Theater Basel: „Die Wildente“ – Schauspiel von Henrik Ibsen, 20.1. 2015 (Pr. 17.1.)

Unbenannt
Foto: Theater Basel

 Gregers Werle kommt nach jahrelanger Absenz nach Hause. Sein neues Lebensziel ist, die Lebenslüge seines Freundes Hjalmar Ekdal zu entlarven. Doch statt diesem damit ein neues, besseres Leben zu ermöglichen, führt der Drang nach Wahrheit geradewegs in die Katastrophe.

 Amélie Niermeyer inszeniert Ibsens Paradestück mit leisen Tönen und stellt dabei Hjalmars Tochter Hedvig in den Mittelpunkt: Sie ist es, die zu Beginn das Bühnenbild eines kargen Wohnzimmers mit Kronleuchter auf eine Hellraumfolie kritzelt, die auf die Hintergrundleinwand projiziert wird.
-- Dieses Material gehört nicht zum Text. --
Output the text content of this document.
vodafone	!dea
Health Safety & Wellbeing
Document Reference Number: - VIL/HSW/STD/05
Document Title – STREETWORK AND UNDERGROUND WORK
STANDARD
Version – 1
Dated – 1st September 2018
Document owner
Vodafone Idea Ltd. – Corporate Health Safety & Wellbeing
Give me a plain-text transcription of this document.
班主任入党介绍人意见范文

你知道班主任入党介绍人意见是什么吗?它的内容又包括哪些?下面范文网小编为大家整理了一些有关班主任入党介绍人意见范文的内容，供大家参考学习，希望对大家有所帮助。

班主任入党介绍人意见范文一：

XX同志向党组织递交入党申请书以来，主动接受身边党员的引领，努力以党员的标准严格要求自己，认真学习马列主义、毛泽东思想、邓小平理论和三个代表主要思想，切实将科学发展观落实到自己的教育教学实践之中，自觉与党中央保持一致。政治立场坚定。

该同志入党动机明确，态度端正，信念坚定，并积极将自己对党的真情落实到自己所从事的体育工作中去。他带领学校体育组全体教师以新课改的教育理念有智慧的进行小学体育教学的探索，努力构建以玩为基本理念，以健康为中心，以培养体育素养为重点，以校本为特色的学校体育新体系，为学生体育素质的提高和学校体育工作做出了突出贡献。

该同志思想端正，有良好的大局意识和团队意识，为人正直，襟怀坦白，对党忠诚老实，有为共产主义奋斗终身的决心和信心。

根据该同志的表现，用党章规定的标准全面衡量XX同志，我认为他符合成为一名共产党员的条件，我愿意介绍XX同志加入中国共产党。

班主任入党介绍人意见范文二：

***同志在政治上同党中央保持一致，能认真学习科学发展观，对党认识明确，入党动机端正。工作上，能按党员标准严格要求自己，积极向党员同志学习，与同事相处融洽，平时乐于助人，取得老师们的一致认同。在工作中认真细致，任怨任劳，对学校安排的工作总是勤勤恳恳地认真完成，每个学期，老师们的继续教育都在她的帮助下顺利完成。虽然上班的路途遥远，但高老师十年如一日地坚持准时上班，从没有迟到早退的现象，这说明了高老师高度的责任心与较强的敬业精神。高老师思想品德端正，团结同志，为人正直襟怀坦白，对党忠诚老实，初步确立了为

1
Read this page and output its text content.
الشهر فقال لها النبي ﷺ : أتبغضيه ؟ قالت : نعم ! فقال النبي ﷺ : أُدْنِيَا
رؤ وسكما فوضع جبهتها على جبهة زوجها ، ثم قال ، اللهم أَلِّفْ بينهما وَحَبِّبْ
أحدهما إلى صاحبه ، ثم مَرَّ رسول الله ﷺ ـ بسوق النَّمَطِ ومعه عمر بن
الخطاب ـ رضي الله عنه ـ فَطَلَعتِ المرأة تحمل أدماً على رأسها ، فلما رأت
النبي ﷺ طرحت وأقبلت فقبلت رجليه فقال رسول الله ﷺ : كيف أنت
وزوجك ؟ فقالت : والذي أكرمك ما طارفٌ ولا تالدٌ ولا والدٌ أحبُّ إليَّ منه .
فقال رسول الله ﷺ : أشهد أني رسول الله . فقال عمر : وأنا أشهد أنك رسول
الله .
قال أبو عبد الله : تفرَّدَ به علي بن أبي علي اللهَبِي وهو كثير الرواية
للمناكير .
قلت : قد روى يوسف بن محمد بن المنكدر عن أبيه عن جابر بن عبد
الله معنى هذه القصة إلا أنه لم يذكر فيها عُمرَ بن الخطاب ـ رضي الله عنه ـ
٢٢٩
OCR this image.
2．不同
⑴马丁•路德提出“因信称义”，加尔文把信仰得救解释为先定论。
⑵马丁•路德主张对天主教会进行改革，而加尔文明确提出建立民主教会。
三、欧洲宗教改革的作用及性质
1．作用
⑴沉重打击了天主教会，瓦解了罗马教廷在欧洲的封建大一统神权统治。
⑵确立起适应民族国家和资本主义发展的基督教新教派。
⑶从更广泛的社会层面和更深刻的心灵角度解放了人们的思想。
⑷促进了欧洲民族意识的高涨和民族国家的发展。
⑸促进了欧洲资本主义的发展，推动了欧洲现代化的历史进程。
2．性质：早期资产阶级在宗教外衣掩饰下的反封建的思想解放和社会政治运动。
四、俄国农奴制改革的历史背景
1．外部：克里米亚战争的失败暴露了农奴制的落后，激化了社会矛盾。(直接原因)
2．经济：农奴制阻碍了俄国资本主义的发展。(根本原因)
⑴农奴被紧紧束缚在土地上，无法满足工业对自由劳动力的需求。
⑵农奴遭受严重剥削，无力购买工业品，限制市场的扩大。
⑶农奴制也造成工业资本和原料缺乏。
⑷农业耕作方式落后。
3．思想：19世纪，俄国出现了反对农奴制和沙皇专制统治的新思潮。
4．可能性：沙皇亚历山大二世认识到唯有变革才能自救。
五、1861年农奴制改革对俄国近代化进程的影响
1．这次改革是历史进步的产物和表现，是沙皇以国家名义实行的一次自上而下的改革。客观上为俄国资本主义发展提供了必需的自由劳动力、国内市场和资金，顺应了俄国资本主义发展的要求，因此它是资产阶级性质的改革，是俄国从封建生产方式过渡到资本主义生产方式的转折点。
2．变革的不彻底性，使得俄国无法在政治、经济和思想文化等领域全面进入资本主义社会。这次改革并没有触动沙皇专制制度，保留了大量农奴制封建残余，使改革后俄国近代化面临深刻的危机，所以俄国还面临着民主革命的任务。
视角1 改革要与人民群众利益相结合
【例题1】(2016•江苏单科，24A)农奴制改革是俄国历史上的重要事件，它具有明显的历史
Und sie ist es, die sämtliche Emotionen vom Wutanfall einer verwöhnten Göre über mädchenhaftes Geplapper und Heulkrämpfe eines verängstigten Kleinkindes bis hin zum gefassten Selbstmord durchlaufen darf. Elisa Plüss nützt ihre Chance gnadenlos und kassiert verdientermassen den grössten Applaus des Abends.

 Mithalten kann da vor allem Martin Hug als charakterschwacher Hjalmar Ekdal, der das tägliche Photographie-Geschäft seiner Frau Gina (Inga Eickemeier) überlässt und lieber an seiner ominösen Erfindung arbeitet oder auf dem Dachboden mit seinem Vater Kaninchen jagt. Der alte Ekdal (Andrea Bettini) – ein passionierter Jäger – zieht dafür stolz seine Uniform an, die er seit einem lange zurückliegenden Skandal, bei dem der alte Grosshändler Werle (Dieter Mann) ihm die ganze Schuld zugeschoben hat, nicht mehr ausserhalb des Hauses trägt.

Glänzend besetzt sind aber auch die Nebenrollen der lebenslustigen Frau Sorby, die von Christiane Rossbach mit vollem Körpereinsatz gespielt wird. Perfektes Gegenstück zu ihr ist der lakonisch-resignierte Hauptverfechter des Prinzips Lebenslüge, Dr. Relling, der von Florian Müller-Morungen überzeugend dargestellt wird.

 Gregers Werle (Götz Schulte) – selbst vom Leben verbittert – will die Wahrheit ans Licht bringen. Um die eigene Vergangenheit und katastrophale Beziehung zu seinem Vater aufzuarbeiten, ist er jedoch zu feige. Deshalb beschliesst er – quasi als letzte Lebensaufgabe – das Lügengebäude seines Freundes zum Einsturz zu bringen. Dass Hjalmar nie etwas erfinden wird, und Hjalmars Ehefrau Gina damals ein Techtelmechtel mit dem alten Greger hatte und Hedvig vielleicht dessen Tochter ist, bringt aber nicht die erhofften Katharsis sondern Zerstörung und Depression.

 Die Hellraumprojektorbühnenbilder von Nikolaus Porz sind so einfach wie genial, sie lassen sich nämlich bewegen. Auch die Fantasiedoppelwelt des Dachbodens, in dem auch die ominöse Wildente gehalten wird, wird mit einfachsten Mitteln eines Holzgerüsts überzeugend erschaffen. Die Kostüme von Annelis Vanlaere weisen den passenden Retro-Touch auf, nur die Interpretation von Gina als minirocktragende blonde Schlampe ist vielleicht doch etwas zu viel des Guten. Auch auf die Musik von Fabian Kalker könnte man eigentlich getrost verzichten.

 Nach Stücken von Ibsen sollte es einem so gehen wie nach französischen Filmen: Man will sich entweder betrinken oder umbringen. Insofern hat die Produktion ihr Klassenziel erreicht.